Not only was it in the quarters of the poor that the lights of faith were burning; they were to be found in every street. Window after window bore its message in the shape of candles either real or of electric lamps fashioned in the manner of a candle.

When darkness had stolen across the heavens, long beams of light, rising in flashing sweeps from different parts of the city, swung across the sky, meeting and parting, falling behind roof-tops, then reappearing to commence their journey anew. Later came the flashing of religious tributes to the Eucharist on the sky, an exhibition of sky-writing which held the crowds enthralled in the early hours of the morning.

It would have been a perfect picture of peace but for the roar of traffic in the streets. Motor cars, tramcars and omnibuses blocked the thoroughfares, their horns and shrill blasts creating a babel of noise, over which could be heard at intervals the imperious clang of an ambulance bell . . .

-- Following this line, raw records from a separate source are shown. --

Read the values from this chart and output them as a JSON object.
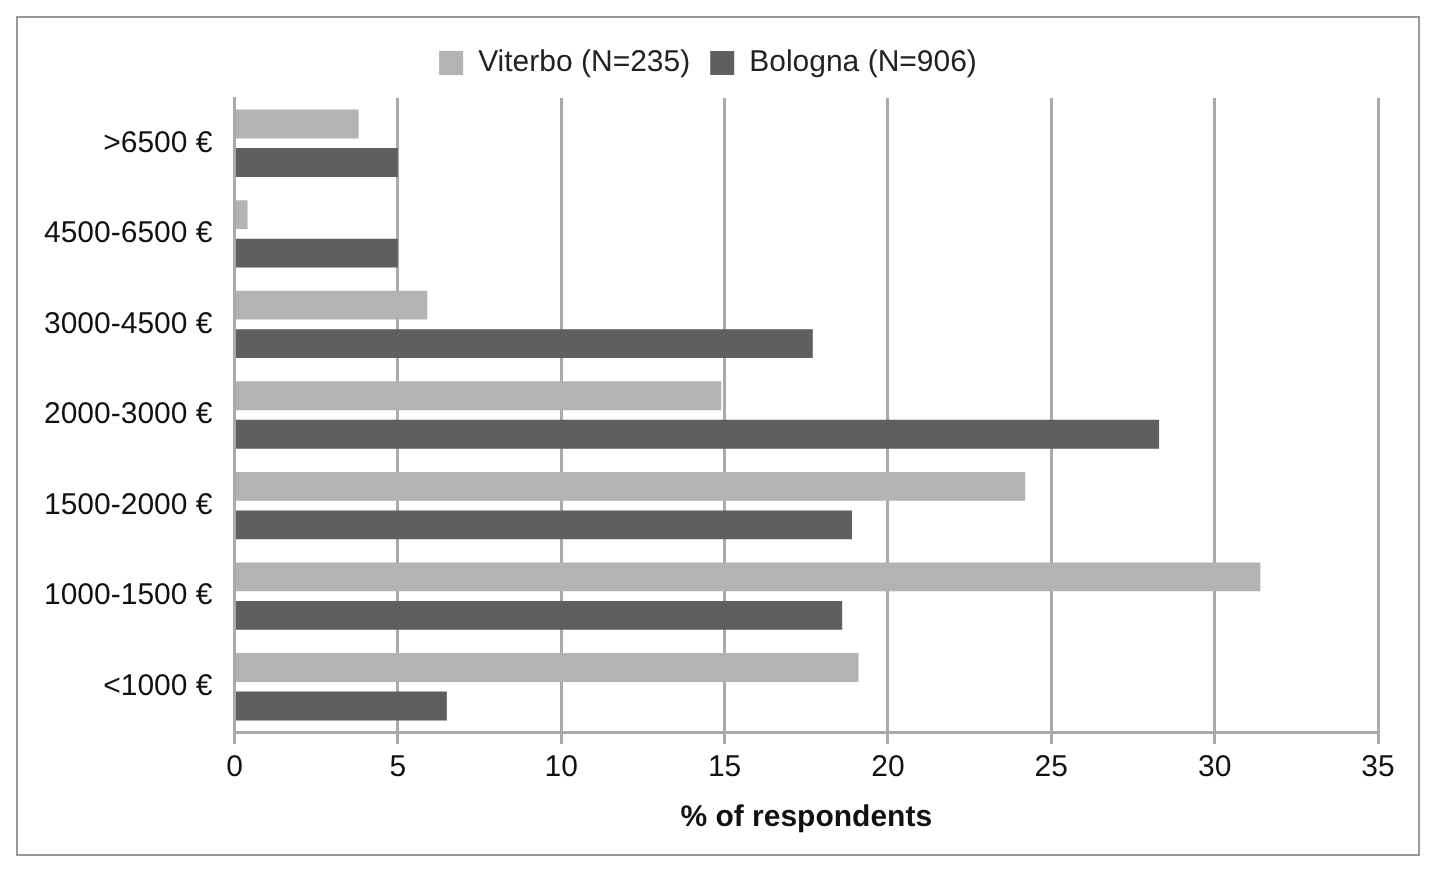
{
  "chart_data": {
    "type": "bar",
    "orientation": "horizontal",
    "xlabel": "% of respondents",
    "categories": [
      ">6500 €",
      "4500-6500 €",
      "3000-4500 €",
      "2000-3000 €",
      "1500-2000 €",
      "1000-1500 €",
      "<1000 €"
    ],
    "series": [
      {
        "name": "Viterbo (N=235)",
        "color": "#b3b3b3",
        "values": [
          3.8,
          0.4,
          5.9,
          14.9,
          24.2,
          31.4,
          19.1
        ]
      },
      {
        "name": "Bologna (N=906)",
        "color": "#5f5f5f",
        "values": [
          5.0,
          5.0,
          17.7,
          28.3,
          18.9,
          18.6,
          6.5
        ]
      }
    ],
    "xlim": [
      0,
      35
    ],
    "xticks": [
      0,
      5,
      10,
      15,
      20,
      25,
      30,
      35
    ],
    "grid": "x",
    "legend": "top"
  }
}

Outside the churches people began to assemble at an early hour, awaiting the commencement of the three-hour Exposition of the Blessed Sacrament which preceded midnight Mass.

Ecclesiastics passed through the motley crowds, acknowledging the salutes of the people, and those from far-off lands paused occasionally to chat with somebody they had heard speak in their national tongue.

All classes and countries were represented. All had a look of pleasure, even of joy, on their faces as the midnight hour approached and they poured into churches.

The streets were almost empty by 12.30, only to fill again as the people emerged an hour or so later to crowd the tramcars and omnibuses . . . Shortly after midnight two thousands pilgrims knelt on the grass at Marino while an archbishop celebrated Mass at an open-air altar.

Fourteen hundred men are gathered under canvas in a field at Marino (Artane camp) which has been secured from the Free State Army authorities and over a thousand women are lodged in hostels in the vicinity.